Update notes

This section describes the specific actions you as a Cloud Operator need to complete to accurately plan and successfully perform your Mirantis OpenStack for Kubernetes (MOSK) cluster to the version 22.1. Consider this information as a supplement to the generic update procedure published in Operations Guide: Update a MOSK cluster.

Additionally, read through the Cluster update known issues for the problems that are known to occur during update with recommended workarounds.

Features

Virtual CPU mode - new default

Starting from MOSK 22.1, the virtual CPU mode is set to host-model by default, which replaces the previous default kvm64 CPU model.

The new default option provides performance and workload portability, namely reliable live and cold migration of instances between hosts, and ability to run modern guest operating systems, such as Windows Server.

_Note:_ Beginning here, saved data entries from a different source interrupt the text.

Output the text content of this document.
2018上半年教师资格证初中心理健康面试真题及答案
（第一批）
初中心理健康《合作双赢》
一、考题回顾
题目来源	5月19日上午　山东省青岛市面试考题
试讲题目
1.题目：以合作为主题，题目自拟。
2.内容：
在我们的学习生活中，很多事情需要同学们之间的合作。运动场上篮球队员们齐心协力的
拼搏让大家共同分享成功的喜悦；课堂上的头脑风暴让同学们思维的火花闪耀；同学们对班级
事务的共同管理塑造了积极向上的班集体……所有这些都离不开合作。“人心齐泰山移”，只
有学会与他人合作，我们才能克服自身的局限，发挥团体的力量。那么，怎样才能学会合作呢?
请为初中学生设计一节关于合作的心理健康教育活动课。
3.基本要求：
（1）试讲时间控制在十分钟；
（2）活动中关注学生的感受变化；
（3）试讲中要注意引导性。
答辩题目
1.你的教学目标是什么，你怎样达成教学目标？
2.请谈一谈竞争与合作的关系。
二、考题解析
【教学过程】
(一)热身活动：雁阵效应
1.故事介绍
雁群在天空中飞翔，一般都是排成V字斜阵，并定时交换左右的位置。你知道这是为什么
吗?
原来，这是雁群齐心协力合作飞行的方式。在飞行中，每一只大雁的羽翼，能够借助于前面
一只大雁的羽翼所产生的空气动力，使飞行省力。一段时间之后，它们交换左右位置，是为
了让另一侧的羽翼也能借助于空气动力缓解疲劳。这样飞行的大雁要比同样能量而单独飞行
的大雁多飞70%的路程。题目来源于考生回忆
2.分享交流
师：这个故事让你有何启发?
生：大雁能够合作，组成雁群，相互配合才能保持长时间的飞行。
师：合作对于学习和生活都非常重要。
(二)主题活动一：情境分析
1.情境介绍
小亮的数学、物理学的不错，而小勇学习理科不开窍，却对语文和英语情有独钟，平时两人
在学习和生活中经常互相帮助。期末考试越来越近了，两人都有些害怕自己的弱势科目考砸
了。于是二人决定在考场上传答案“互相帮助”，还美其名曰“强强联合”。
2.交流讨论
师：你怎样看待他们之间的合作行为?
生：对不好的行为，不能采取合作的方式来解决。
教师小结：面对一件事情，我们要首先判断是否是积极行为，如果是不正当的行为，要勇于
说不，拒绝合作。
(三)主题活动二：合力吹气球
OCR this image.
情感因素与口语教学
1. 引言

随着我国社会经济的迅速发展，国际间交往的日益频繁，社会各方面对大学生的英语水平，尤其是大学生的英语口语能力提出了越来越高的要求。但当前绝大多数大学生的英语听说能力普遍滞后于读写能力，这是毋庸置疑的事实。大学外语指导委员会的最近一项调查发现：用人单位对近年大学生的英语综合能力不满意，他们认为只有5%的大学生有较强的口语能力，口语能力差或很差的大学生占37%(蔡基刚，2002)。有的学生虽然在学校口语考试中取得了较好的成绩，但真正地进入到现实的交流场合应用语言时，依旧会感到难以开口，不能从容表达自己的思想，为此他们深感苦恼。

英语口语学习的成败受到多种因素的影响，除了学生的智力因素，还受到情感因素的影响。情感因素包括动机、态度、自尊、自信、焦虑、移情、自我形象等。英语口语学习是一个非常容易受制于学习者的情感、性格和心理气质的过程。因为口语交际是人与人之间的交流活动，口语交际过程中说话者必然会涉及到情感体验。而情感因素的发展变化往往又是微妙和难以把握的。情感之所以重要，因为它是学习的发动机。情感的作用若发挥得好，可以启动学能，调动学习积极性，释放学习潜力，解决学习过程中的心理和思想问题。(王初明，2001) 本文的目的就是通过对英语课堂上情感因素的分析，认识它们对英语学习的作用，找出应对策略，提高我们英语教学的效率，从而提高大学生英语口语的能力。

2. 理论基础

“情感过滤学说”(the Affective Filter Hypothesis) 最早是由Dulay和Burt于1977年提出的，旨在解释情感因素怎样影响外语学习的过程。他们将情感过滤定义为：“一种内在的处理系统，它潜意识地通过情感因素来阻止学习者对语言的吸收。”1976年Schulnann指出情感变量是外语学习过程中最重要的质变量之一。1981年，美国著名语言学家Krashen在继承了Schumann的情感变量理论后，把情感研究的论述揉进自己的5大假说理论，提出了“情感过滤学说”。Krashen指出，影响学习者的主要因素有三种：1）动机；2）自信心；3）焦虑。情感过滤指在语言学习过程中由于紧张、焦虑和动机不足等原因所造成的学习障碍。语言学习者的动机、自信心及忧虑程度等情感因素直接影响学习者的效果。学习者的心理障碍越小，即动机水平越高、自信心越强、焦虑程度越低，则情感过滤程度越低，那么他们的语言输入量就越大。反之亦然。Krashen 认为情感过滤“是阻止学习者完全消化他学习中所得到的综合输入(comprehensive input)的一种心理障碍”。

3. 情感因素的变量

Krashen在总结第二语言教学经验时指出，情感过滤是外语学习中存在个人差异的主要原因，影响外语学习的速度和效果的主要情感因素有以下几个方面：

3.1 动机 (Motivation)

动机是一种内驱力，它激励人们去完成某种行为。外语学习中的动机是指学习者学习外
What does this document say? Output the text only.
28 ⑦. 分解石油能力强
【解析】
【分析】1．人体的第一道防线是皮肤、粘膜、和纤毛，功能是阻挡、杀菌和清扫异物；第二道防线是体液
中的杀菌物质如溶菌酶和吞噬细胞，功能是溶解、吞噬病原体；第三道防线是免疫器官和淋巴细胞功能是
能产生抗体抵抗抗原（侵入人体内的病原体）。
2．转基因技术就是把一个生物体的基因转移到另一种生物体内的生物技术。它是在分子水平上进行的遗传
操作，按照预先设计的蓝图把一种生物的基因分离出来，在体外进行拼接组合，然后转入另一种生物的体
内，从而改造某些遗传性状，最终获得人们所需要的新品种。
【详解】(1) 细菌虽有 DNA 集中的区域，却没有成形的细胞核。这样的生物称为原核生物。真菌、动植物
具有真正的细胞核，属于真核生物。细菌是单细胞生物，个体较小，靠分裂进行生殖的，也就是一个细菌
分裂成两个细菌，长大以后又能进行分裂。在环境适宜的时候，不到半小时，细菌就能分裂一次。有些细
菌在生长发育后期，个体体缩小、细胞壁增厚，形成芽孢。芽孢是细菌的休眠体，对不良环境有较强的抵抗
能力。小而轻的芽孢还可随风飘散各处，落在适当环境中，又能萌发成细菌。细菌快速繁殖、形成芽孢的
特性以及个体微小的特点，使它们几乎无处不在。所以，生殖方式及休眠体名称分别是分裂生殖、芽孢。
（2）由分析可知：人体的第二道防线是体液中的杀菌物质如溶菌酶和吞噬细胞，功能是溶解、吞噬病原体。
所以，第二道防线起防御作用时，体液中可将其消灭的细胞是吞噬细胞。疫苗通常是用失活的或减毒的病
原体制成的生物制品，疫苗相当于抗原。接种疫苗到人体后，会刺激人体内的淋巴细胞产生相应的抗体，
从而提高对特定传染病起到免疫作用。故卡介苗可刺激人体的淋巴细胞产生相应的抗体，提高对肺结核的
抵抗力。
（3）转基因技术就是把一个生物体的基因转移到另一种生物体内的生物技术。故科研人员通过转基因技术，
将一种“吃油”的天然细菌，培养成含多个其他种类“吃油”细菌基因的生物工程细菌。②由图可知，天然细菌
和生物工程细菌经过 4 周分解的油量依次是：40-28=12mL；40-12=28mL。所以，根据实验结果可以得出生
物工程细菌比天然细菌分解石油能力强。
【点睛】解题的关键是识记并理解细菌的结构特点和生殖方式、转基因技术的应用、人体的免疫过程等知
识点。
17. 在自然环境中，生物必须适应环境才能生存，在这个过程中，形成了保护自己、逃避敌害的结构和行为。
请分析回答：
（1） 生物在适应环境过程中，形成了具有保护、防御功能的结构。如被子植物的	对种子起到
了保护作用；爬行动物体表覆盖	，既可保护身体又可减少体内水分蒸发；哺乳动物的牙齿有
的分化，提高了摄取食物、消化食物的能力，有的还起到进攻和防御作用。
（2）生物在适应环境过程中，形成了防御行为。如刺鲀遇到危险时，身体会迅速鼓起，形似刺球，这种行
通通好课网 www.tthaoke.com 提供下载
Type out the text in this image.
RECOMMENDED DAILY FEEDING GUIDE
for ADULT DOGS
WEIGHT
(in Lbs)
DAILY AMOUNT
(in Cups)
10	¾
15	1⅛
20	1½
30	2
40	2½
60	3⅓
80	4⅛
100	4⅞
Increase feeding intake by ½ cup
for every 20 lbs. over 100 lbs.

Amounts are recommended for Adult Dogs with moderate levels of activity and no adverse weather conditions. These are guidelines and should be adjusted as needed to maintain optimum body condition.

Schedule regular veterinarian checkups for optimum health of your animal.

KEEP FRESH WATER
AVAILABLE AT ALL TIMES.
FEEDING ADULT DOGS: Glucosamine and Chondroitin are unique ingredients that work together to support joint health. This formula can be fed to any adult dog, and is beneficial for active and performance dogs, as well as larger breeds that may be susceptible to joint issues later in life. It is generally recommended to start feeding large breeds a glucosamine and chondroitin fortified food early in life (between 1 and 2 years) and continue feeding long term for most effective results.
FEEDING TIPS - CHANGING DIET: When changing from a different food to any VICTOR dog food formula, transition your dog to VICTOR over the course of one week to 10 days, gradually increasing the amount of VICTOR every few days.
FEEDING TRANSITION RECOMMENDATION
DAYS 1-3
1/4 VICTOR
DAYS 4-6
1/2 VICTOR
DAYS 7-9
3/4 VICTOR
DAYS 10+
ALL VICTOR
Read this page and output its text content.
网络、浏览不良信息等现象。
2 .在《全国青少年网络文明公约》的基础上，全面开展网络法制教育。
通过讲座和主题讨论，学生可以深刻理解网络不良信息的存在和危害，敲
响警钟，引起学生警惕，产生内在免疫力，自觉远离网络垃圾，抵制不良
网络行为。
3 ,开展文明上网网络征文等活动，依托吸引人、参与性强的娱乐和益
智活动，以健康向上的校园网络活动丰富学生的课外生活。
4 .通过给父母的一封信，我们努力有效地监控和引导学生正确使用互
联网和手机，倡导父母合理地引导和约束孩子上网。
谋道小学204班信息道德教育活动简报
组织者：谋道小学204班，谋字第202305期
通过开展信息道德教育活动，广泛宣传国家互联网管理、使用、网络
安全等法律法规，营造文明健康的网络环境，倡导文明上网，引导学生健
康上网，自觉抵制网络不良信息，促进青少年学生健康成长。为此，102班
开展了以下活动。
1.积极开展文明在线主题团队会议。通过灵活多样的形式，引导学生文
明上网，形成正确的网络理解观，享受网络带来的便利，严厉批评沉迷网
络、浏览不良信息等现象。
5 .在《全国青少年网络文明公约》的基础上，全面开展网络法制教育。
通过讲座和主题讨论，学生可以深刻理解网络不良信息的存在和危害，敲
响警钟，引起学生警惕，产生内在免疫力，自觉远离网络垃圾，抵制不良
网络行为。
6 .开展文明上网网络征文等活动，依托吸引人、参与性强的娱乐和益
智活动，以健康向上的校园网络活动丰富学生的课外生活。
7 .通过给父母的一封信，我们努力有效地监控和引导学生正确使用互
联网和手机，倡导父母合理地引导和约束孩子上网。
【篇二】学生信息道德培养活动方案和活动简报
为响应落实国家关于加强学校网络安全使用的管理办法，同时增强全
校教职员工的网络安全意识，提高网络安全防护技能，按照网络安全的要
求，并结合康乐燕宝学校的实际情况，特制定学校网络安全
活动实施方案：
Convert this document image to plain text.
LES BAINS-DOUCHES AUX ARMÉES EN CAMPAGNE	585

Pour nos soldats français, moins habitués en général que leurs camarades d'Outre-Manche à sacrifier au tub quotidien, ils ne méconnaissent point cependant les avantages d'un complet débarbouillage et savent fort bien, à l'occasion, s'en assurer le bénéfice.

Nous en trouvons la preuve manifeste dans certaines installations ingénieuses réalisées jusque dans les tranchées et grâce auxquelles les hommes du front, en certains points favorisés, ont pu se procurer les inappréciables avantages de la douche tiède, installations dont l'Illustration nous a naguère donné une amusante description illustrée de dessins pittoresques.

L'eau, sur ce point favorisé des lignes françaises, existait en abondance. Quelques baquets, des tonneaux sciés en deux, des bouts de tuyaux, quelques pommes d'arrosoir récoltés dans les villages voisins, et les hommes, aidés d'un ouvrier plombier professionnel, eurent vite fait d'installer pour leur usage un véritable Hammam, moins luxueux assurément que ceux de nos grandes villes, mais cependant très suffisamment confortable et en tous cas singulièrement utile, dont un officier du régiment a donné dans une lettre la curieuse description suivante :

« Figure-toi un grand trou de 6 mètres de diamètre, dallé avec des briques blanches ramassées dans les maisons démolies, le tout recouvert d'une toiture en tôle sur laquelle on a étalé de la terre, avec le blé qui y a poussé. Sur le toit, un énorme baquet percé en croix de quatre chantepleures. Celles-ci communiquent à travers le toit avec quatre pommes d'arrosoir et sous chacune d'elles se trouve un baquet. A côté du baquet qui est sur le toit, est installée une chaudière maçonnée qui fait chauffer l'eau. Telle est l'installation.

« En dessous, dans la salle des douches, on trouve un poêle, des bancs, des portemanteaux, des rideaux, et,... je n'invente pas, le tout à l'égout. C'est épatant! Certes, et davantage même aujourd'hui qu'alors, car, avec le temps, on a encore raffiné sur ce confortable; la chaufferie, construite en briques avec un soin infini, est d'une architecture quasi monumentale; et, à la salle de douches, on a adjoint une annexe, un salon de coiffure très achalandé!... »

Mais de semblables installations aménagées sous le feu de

For the deployments the virtual CPU mode settings customized through spec:services, remove this customization in favor of the defaults after the update.

Update impact and maintenance windows planning

Host OS kernel version upgrade to v5.4

MOSK 22.1 includes the updated version of the host machine’s kernel that is v5.4. All nodes in the cluster will get restarted to apply the relevant changes.

Node group

Sequential restart

Impact on end users and workloads

Kubernetes master nodes

Yes

No

Control plane nodes

Yes

No

Storage nodes

Yes

No

Compute nodes

Yes

15-20 minutes of downtime for workloads hosted on a compute node depending on the hardware specifications of the node

Up to 1 minute of downtime for TF data plane

During the Kubernetes master nodes update, there is a downtime on Kubernetes cluster’s internal DNS service. Thus, Tungsten Fabric vRouter pods lose connection with the control plane resulting in up to 1 minute of downtime for the Tungsten Fabric data plane nodes and impact on the tenant networking.

Post-upgrade actions

Manual restart of TF vRouter agent pods

To complete the update of the cluster with Tungsten Fabric, manually restart Tungsten Fabric vRouter agent pods on all compute nodes. The restart of a vRouter agent on a compute node will cause up to 30-60 seconds of networking downtime per instance hosted there. If downtime is unacceptable for some workloads, we recommend that you migrate them before restarting the vRouter pods.

Warning

Under certain rare circumstances, the reload of the vRouter kernel module triggered by the restart of a vRouter agent is known to hang due to the inability to complete the drop_caches operation. Watch the status and logs of the vRouter agent being restarted and trigger the reboot of the node if necessary.